The final estimate of consumer sentiment for October rose 0.4 point to 70.5 after climbing 2.2 points in September.  Consumer sentiment has risen somewhat, but they continue to worry that inflation might remain higher than expected for a protracted period and are concerned about the result of the November election..”

Surveys of Consumers Director Joanne Hsu said, “Consumer sentiment lifted for the third consecutive month, inching up to its highest reading since April 2024. Sentiment is now more than 40% above the June 2022 trough. This month’s increase was primarily due to modest improvements in buying conditions for durables, in part due to easing interest rates. The upcoming election looms large over consumer expectations. Overall, the share of consumers expecting a Harris presidency fell from 63% last month to 57% in October. Sentiment of Republicans, who believe that a Trump presidency would be better for the economy, rose 8% on growing confidence that their preferred candidate would be the next president. In contrast, sentiment declined 1% for Democrats. As usual, Independents remain in between, with a 4% gain in sentiment this month. Regardless of the eventual winner, a sizable share of consumers will likely update their economic expectations based on the results of the election.
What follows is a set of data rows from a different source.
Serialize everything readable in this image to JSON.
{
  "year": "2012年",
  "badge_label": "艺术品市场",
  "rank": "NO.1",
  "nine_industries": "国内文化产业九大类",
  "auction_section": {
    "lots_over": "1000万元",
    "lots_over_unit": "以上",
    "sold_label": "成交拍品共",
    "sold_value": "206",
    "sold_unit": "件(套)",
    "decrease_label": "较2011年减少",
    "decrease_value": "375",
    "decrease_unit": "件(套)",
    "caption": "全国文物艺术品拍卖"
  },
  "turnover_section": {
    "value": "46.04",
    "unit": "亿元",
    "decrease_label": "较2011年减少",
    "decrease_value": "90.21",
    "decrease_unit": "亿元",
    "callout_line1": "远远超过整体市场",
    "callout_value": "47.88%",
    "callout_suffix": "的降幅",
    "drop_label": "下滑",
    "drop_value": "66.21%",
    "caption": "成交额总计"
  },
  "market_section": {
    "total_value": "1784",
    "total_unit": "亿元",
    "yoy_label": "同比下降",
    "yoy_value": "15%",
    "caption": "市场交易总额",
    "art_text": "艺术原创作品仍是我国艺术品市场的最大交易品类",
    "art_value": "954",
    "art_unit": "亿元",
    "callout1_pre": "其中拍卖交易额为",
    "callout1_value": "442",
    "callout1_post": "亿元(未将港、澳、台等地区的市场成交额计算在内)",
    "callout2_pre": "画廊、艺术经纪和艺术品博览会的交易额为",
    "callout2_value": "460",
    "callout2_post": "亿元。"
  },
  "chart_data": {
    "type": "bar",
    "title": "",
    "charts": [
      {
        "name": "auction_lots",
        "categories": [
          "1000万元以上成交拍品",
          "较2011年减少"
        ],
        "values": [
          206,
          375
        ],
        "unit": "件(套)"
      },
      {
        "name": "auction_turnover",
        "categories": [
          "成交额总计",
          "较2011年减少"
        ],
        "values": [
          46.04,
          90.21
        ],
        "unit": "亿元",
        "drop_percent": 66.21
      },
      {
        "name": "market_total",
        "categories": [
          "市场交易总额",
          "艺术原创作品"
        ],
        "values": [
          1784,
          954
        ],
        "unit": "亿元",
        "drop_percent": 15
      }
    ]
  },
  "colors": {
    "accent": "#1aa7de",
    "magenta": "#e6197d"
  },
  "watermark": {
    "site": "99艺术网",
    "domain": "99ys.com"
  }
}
Many consumers have been concerned by the fact that while their nominal earnings were rising, inflation was eroding their purchasing power and, as a result, wages in real terms declined for roughly two years.  They have begun to rise slowly in recent months, but the level of consumer real income remains roughly where it was prior to the recession and far below the level it would have been in the absence of the recession,

In addition, many consumer prices have risen sharply since the recession.  The Fed promised that the increase in prices would prove to be “temporary”.  That has not been the case.  This is particularly problematic because so many of those price gains are on necessary commodities like food, shelter, and transportation which hit lower income families the hardest.
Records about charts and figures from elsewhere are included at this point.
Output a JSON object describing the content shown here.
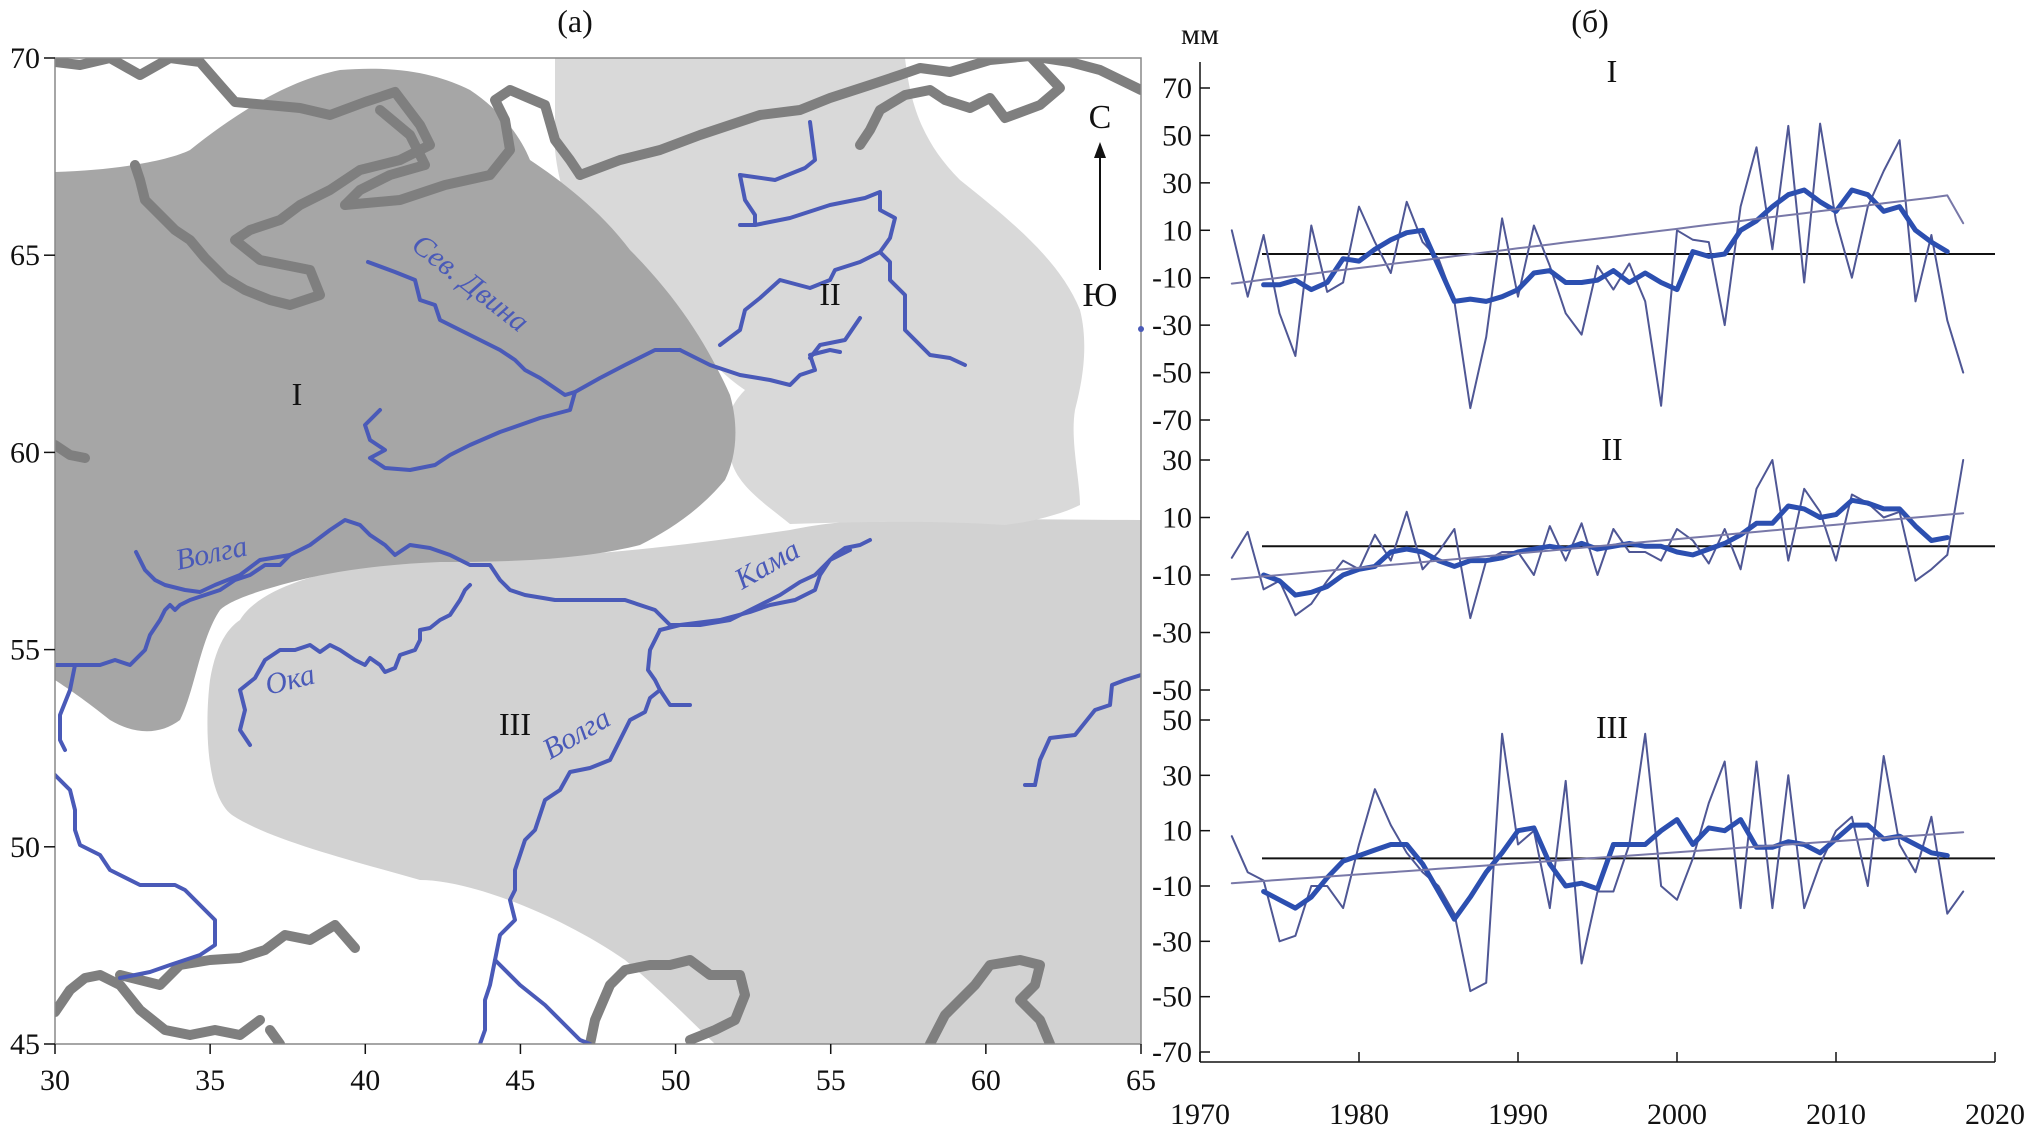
{
  "panel_a": {
    "label": "(а)",
    "x_ticks": [
      "30",
      "35",
      "40",
      "45",
      "50",
      "55",
      "60",
      "65"
    ],
    "y_ticks": [
      "70",
      "65",
      "60",
      "55",
      "50",
      "45"
    ],
    "regions": [
      {
        "id": "I",
        "label": "I",
        "color": "#a6a6a6"
      },
      {
        "id": "II",
        "label": "II",
        "color": "#d9d9d9"
      },
      {
        "id": "III",
        "label": "III",
        "color": "#d2d2d2"
      }
    ],
    "rivers": {
      "sev_dvina": "Сев. Двина",
      "volga_north": "Волга",
      "kama": "Кама",
      "oka": "Ока",
      "volga_south": "Волга"
    },
    "compass": {
      "north": "С",
      "south": "Ю"
    },
    "colors": {
      "river": "#4a5ab8",
      "coast": "#7f7f7f"
    }
  },
  "panel_b": {
    "label": "(б)",
    "unit": "мм",
    "x_ticks": [
      "1970",
      "1980",
      "1990",
      "2000",
      "2010",
      "2020"
    ]
  },
  "chart_data": [
    {
      "type": "line",
      "name": "I",
      "ylim": [
        -70,
        70
      ],
      "yticks": [
        "70",
        "50",
        "30",
        "10",
        "-10",
        "-30",
        "-50",
        "-70"
      ],
      "x": [
        1972,
        1973,
        1974,
        1975,
        1976,
        1977,
        1978,
        1979,
        1980,
        1981,
        1982,
        1983,
        1984,
        1985,
        1986,
        1987,
        1988,
        1989,
        1990,
        1991,
        1992,
        1993,
        1994,
        1995,
        1996,
        1997,
        1998,
        1999,
        2000,
        2001,
        2002,
        2003,
        2004,
        2005,
        2006,
        2007,
        2008,
        2009,
        2010,
        2011,
        2012,
        2013,
        2014,
        2015,
        2016,
        2017,
        2018
      ],
      "series": [
        {
          "values": [
            10,
            -18,
            8,
            -25,
            -43,
            12,
            -16,
            -12,
            20,
            5,
            -8,
            22,
            5,
            -2,
            -20,
            -65,
            -35,
            15,
            -18,
            12,
            -5,
            -25,
            -34,
            -5,
            -15,
            -4,
            -20,
            -64,
            10,
            6,
            5,
            -30,
            20,
            45,
            2,
            54,
            -12,
            55,
            14,
            -10,
            20,
            35,
            48,
            -20,
            8,
            -28,
            -50
          ]
        },
        {
          "values": [
            null,
            null,
            -13,
            -13,
            -11,
            -15,
            -12,
            -2,
            -3,
            2,
            6,
            9,
            10,
            -5,
            -20,
            -19,
            -20,
            -18,
            -15,
            -8,
            -7,
            -12,
            -12,
            -11,
            -7,
            -12,
            -8,
            -12,
            -15,
            1,
            -1,
            0,
            10,
            14,
            20,
            25,
            27,
            22,
            18,
            27,
            25,
            18,
            20,
            10,
            5,
            1,
            null
          ]
        },
        {
          "values": [
            -12.5,
            -11.7,
            -10.8,
            -10.0,
            -9.2,
            -8.4,
            -7.5,
            -6.7,
            -5.9,
            -5.1,
            -4.2,
            -3.4,
            -2.6,
            -1.8,
            -0.9,
            -0.1,
            0.7,
            1.5,
            2.4,
            3.2,
            4.0,
            4.9,
            5.7,
            6.5,
            7.3,
            8.2,
            9.0,
            9.8,
            10.6,
            11.5,
            12.3,
            13.1,
            13.9,
            14.8,
            15.6,
            16.4,
            17.2,
            18.1,
            18.9,
            19.7,
            20.5,
            21.4,
            22.2,
            23.0,
            23.8,
            24.7,
            13.0
          ]
        }
      ]
    },
    {
      "type": "line",
      "name": "II",
      "ylim": [
        -50,
        30
      ],
      "yticks": [
        "30",
        "10",
        "-10",
        "-30",
        "-50"
      ],
      "x": [
        1972,
        1973,
        1974,
        1975,
        1976,
        1977,
        1978,
        1979,
        1980,
        1981,
        1982,
        1983,
        1984,
        1985,
        1986,
        1987,
        1988,
        1989,
        1990,
        1991,
        1992,
        1993,
        1994,
        1995,
        1996,
        1997,
        1998,
        1999,
        2000,
        2001,
        2002,
        2003,
        2004,
        2005,
        2006,
        2007,
        2008,
        2009,
        2010,
        2011,
        2012,
        2013,
        2014,
        2015,
        2016,
        2017,
        2018
      ],
      "series": [
        {
          "values": [
            -4,
            5,
            -15,
            -12,
            -24,
            -20,
            -12,
            -5,
            -8,
            4,
            -5,
            12,
            -8,
            -2,
            6,
            -25,
            -5,
            -2,
            -2,
            -10,
            7,
            -5,
            8,
            -10,
            6,
            -2,
            -2,
            -5,
            6,
            2,
            -6,
            6,
            -8,
            20,
            30,
            -5,
            20,
            12,
            -5,
            18,
            15,
            10,
            12,
            -12,
            -8,
            -3,
            30
          ]
        },
        {
          "values": [
            null,
            null,
            -10,
            -12,
            -17,
            -16,
            -14,
            -10,
            -8,
            -7,
            -2,
            -1,
            -2,
            -5,
            -7,
            -5,
            -5,
            -4,
            -2,
            -1,
            0,
            -1,
            1,
            -1,
            0,
            1,
            0,
            0,
            -2,
            -3,
            -1,
            1,
            4,
            8,
            8,
            14,
            13,
            10,
            11,
            16,
            15,
            13,
            13,
            7,
            2,
            3,
            null
          ]
        },
        {
          "values": [
            -11.5,
            -11.0,
            -10.5,
            -10.0,
            -9.5,
            -9.0,
            -8.5,
            -8.0,
            -7.5,
            -7.0,
            -6.5,
            -6.0,
            -5.5,
            -5.0,
            -4.5,
            -4.0,
            -3.5,
            -3.0,
            -2.5,
            -2.0,
            -1.5,
            -1.0,
            -0.5,
            0.0,
            0.5,
            1.0,
            1.5,
            2.0,
            2.5,
            3.0,
            3.5,
            4.0,
            4.5,
            5.0,
            5.5,
            6.0,
            6.5,
            7.0,
            7.5,
            8.0,
            8.5,
            9.0,
            9.5,
            10.0,
            10.5,
            11.0,
            11.5
          ]
        }
      ]
    },
    {
      "type": "line",
      "name": "III",
      "ylim": [
        -70,
        50
      ],
      "yticks": [
        "50",
        "30",
        "10",
        "-10",
        "-30",
        "-50",
        "-70"
      ],
      "x": [
        1972,
        1973,
        1974,
        1975,
        1976,
        1977,
        1978,
        1979,
        1980,
        1981,
        1982,
        1983,
        1984,
        1985,
        1986,
        1987,
        1988,
        1989,
        1990,
        1991,
        1992,
        1993,
        1994,
        1995,
        1996,
        1997,
        1998,
        1999,
        2000,
        2001,
        2002,
        2003,
        2004,
        2005,
        2006,
        2007,
        2008,
        2009,
        2010,
        2011,
        2012,
        2013,
        2014,
        2015,
        2016,
        2017,
        2018
      ],
      "series": [
        {
          "values": [
            8,
            -5,
            -8,
            -30,
            -28,
            -10,
            -10,
            -18,
            5,
            25,
            12,
            2,
            -5,
            -10,
            -20,
            -48,
            -45,
            45,
            5,
            10,
            -18,
            28,
            -38,
            -12,
            -12,
            5,
            45,
            -10,
            -15,
            0,
            20,
            35,
            -18,
            35,
            -18,
            30,
            -18,
            -2,
            10,
            15,
            -10,
            37,
            5,
            -5,
            15,
            -20,
            -12
          ]
        },
        {
          "values": [
            null,
            null,
            -12,
            -15,
            -18,
            -14,
            -7,
            -1,
            1,
            3,
            5,
            5,
            -2,
            -12,
            -22,
            -14,
            -5,
            2,
            10,
            11,
            -2,
            -10,
            -9,
            -11,
            5,
            5,
            5,
            10,
            14,
            5,
            11,
            10,
            14,
            4,
            4,
            6,
            5,
            2,
            7,
            12,
            12,
            7,
            8,
            5,
            2,
            1,
            null
          ]
        },
        {
          "values": [
            -9.0,
            -8.6,
            -8.2,
            -7.8,
            -7.4,
            -7.0,
            -6.6,
            -6.2,
            -5.8,
            -5.4,
            -5.0,
            -4.6,
            -4.2,
            -3.8,
            -3.4,
            -3.0,
            -2.6,
            -2.2,
            -1.8,
            -1.4,
            -1.0,
            -0.6,
            -0.2,
            0.2,
            0.6,
            1.0,
            1.4,
            1.8,
            2.2,
            2.6,
            3.0,
            3.4,
            3.8,
            4.2,
            4.6,
            5.0,
            5.4,
            5.8,
            6.2,
            6.6,
            7.0,
            7.4,
            7.8,
            8.2,
            8.6,
            9.0,
            9.4
          ]
        }
      ]
    }
  ]
}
Real consumer spending has risen 2.9% in the past year.  But with real disposable income rising at a 3.1% pace consumer spending can be sustained at its current pace forever.

The slower growth rate for inflation should allow the Fed to continue to ease.  We expect the funds rate to fall from 4.8% currently to 4.3% by the end of the year and continue falling to 3.3% in 2025..

Both the University of Michigan’s consumer sentiment index and the Conference Board’s measure of consumer confidence both show a moderate rebound in the past couple of months.  The two series can diverge from one month to the next, but the trends are similar.

GDP grew 2.8%% in the third quarter and we expect 2.5% GDP growth  in Q4.  .

Consumers’ assessment of current conditions rose 1.6 points from 63.3 to 64.9.

Consumer expectations for six months from now fell 0.3 points from 74.4 to 74.1.